We will define the left-hand side of the primal optimality condition as the primal residual \(r^{k + 1} = A\Omega^{k + 1}B - Z^{k + 1} - C\). At convergence, the optimality conditions require that \(r^{k + 1} \approx 0\). The second residual we will define is the dual residual:
\[ s^{k + 1} = \frac{\rho}{2}\left( B(Z^{k + 1} - Z^{k})^{T}A + A^{T}(Z^{k + 1} - Z^{k})B^{T} \right) \]
This residual is derived from the following:
Because \(\Omega^{k + 1}\) is the argument that minimizes \(L_{p}\left( \Omega, Z^{k}, \Lambda^{k} \right)\),
\[\begin{align*} 0 &\in \partial \left\{ f\left(\Omega^{k + 1}\right) + tr\left[ \Lambda^{k}\left( A\Omega^{k + 1}B - Z^{k} - C \right) \right] + \frac{\rho}{2}\left\| A\Omega^{k + 1}B - Z^{k} - C \right\|_{F}^{2} \right\} \\ &= \partial f\left(\Omega^{k + 1} \right) + \frac{1}{2}\left(B(\Lambda^{k})^{T}A + A^{T}\Lambda^{k}B^{T} \right) + \frac{\rho}{2}\left( BB^{T}\Omega^{k + 1}A^{T}A + A^{T}A\Omega^{k + 1}BB^{T} \right) \\ &- \frac{\rho}{2}\left( A^{T}(Z^{k} + C)B^{T} + B(Z^{k} + C)^{T}A \right) \\ &= \partial f\left(\Omega^{k + 1} \right) + \frac{1}{2}\left(B(\Lambda^{k})^{T}A + A^{T}\Lambda^{k}B^{T} \right) \\ &+ \frac{\rho}{2}\left( B(B^{T}\Omega^{k + 1}A^{T} - (Z^{k})^{T} - C^{T})A + A^{T}(A\Omega^{k + 1}B - Z^{k} - C)B^{T} \right) \\ &= \partial f\left(\Omega^{k + 1} \right) + \frac{1}{2}\left( B(\Lambda^{k})^{T}A + A^{T}\Lambda^{k}B^{T} \right) + \frac{\rho}{2}\left(A^{T}(A\Omega^{k + 1}B - Z^{k + 1} + Z^{k + 1} - Z^{k} - C)B^{T} \right) \\ &+ \frac{\rho}{2}\left(B(B^{T}\Omega^{k + 1}A^{T} - (Z^{k + 1})^{T} + (Z^{k + 1})^{T} - (Z^{k})^{T} - C^{T})A \right) \\ &= \partial f\left(\Omega^{k + 1} \right) + \frac{1}{2}\left[ B\left((\Lambda^{k})^{T} + \rho(B^{T}\Omega^{k + 1}A^{T} - (Z^{k + 1})^{T} - C^{T}) \right)A \right] \\ &+ \frac{1}{2}\left[ A^{T}\left(\Lambda^{k} + \rho(A\Omega^{k + 1}B - Z^{k + 1} - c)B \right)B^{T} \right] + \frac{\rho}{2}\left(B(Z^{k + 1} - Z^{k})^{T}A + A^{T}(Z^{k + 1} - Z^{k})B^{T} \right) \\ &= \partial f\left(\Omega^{k + 1} \right) + \frac{1}{2}\left(B(\Lambda^{k + 1})^{T}A + A^{T}\Lambda^{k + 1}B^{T} \right) + \frac{\rho}{2}\left(B(Z^{k + 1} - Z^{k})^{T}A + A^{T}(Z^{k + 1} - Z^{k})B^{T} \right) \\ \Rightarrow 0 &\in \frac{\rho}{2}\left( B(Z^{k + 1} - Z^{k})^{T}A + A^{T}(Z^{k + 1} - Z^{k})B^{T} \right) \end{align*}\]
Like the primal residual, at convergence the optimality conditions require that \(s^{k + 1} \approx 0\).

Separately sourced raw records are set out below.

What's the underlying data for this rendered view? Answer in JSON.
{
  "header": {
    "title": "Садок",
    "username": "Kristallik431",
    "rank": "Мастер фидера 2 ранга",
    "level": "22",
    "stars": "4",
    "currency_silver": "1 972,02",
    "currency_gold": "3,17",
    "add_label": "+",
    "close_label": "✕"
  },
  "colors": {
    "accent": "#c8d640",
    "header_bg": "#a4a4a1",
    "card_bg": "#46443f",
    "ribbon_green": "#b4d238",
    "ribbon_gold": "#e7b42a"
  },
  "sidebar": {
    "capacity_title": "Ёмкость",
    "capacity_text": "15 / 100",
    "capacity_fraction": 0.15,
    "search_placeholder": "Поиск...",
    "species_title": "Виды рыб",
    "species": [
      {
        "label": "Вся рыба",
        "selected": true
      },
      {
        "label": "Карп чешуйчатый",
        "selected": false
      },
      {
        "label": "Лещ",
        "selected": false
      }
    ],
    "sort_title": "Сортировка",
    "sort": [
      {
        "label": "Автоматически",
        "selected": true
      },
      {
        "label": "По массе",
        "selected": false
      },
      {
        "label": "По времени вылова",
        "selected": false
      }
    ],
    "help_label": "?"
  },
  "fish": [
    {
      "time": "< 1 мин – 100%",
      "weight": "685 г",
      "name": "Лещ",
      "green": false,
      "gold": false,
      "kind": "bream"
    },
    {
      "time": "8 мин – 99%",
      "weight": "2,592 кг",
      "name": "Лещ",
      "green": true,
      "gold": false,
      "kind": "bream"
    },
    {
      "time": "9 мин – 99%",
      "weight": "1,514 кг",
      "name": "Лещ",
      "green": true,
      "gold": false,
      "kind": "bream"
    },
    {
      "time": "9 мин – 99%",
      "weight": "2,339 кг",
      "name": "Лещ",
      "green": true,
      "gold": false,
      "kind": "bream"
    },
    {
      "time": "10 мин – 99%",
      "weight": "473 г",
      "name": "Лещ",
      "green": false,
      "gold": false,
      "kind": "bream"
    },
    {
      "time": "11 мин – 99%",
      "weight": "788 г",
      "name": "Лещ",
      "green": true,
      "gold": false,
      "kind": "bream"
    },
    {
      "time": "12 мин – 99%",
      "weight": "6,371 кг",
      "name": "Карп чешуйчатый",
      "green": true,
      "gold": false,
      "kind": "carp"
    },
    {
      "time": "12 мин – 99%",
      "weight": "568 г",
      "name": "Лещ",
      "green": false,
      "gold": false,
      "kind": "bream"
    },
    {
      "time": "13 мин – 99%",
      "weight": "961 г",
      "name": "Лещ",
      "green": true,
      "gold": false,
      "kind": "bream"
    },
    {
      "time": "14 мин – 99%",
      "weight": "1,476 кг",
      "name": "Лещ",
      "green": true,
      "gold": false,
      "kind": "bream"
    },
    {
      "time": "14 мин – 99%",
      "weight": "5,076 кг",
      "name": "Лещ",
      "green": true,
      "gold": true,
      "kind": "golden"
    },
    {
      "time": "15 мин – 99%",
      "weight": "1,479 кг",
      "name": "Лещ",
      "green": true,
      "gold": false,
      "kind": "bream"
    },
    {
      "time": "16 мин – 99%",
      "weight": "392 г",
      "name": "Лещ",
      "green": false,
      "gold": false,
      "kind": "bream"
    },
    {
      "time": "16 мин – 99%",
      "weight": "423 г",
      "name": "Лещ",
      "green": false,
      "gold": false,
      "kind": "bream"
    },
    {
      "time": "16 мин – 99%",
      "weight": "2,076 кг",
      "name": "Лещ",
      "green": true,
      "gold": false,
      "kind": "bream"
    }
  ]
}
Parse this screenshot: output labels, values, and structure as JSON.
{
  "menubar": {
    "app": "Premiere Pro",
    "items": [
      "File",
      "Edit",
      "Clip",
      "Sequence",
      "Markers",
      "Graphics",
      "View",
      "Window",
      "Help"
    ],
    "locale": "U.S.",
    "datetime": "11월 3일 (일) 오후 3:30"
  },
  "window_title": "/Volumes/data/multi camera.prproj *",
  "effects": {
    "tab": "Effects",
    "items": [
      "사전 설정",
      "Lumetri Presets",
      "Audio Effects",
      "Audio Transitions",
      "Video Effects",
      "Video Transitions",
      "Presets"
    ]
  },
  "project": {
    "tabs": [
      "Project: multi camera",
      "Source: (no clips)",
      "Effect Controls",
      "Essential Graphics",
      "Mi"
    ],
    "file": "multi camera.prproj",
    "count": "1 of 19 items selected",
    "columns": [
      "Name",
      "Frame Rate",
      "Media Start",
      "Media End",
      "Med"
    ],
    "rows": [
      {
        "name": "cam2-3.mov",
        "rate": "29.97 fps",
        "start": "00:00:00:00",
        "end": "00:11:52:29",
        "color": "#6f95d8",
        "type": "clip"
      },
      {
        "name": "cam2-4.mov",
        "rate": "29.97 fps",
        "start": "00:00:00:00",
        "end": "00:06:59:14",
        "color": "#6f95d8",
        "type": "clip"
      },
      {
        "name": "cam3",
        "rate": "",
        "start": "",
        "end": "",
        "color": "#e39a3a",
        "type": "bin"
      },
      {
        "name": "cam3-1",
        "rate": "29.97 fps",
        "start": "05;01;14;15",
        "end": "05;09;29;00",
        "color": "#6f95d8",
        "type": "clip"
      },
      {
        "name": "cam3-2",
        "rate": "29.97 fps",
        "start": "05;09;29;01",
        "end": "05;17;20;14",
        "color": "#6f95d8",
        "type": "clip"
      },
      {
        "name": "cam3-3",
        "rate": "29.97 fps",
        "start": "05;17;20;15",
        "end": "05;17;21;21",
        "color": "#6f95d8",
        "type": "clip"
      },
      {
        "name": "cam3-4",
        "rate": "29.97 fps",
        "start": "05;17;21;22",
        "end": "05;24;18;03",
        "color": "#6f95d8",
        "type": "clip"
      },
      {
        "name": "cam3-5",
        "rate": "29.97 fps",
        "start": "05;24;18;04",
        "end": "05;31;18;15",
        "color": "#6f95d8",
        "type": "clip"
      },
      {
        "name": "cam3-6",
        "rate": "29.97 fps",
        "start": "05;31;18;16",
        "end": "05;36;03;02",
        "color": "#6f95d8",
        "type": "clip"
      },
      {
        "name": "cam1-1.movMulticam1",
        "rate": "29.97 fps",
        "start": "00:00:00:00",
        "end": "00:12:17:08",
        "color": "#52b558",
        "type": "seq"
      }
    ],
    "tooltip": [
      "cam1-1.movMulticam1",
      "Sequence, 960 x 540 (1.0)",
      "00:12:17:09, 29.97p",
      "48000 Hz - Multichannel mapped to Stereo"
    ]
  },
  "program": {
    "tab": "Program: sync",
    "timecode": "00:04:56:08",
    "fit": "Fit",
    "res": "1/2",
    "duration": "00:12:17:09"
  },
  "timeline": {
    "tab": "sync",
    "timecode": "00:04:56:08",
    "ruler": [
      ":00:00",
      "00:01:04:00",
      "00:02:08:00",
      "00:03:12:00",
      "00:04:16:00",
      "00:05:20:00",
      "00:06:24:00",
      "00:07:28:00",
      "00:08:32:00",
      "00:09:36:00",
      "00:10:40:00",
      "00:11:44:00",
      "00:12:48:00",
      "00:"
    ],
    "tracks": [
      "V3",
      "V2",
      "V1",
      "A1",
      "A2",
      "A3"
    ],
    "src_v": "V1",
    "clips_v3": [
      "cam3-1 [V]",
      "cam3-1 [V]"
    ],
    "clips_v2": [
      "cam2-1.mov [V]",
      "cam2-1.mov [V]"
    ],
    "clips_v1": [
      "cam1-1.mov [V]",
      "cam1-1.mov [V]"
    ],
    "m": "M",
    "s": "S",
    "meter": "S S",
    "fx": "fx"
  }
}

Note that the second dual optimality condition is always satisfied:
\[\begin{align*} 0 &\in \partial \left\{ g\left(Z^{k + 1}\right) + tr\left[ \Lambda^{k}\left( A\Omega^{k + 1}B - Z^{k + 1} - C \right) \right] + \rho\left\| A\Omega^{k + 1}B - Z^{k + 1} - C \right\|_{F}^{2} \right\} \\ &= \partial g\left(Z^{k + 1}\right) - \Lambda^{k} - \rho\left(A\Omega^{k + 1}B - Z^{k + 1} - C \right) \\ &= \partial g\left(Z^{k + 1}\right) - \Lambda^{k + 1} \\ \end{align*}\]
One possible stopping criterion is to set \(\epsilon^{rel} = \epsilon^{abs} = 10^{-3}\) and stop the algorithm when \(\epsilon^{pri} \leq \left\| r^{k + 1} \right\|_{F}\) and \(\epsilon^{dual} \leq \left\| s^{k + 1} \right\|_{F}\) where
\[\begin{align*} \epsilon^{pri} &= \sqrt{nr}\epsilon^{abs} + \epsilon^{rel}\max\left\{ \left\| A\Omega^{k + 1}B \right\|_{F}, \left\| Z^{k + 1} \right\|_{F}, \left\| C \right\|_{F} \right\} \\ \epsilon^{dual} &= p\epsilon^{abs} + \epsilon^{rel}\left\| \left( B(\Lambda^{k + 1})^{T}A + A^{T}\Lambda^{k + 1}B^{T} \right)/2 \right\|_{F} \end{align*}\]
Boyd, Stephen, Neal Parikh, Eric Chu, Borja Peleato, Jonathan Eckstein, and others. 2011. “Distributed Optimization and Statistical Learning via the Alternating Direction Method of Multipliers.” Foundations and Trends in Machine Learning 3 (1). Now Publishers, Inc.: 1–122.
Molstad, Aaron J, and Adam J Rothman. 2017. “Shrinking Characteristics of Precision Matrix Estimators.” Biometrika.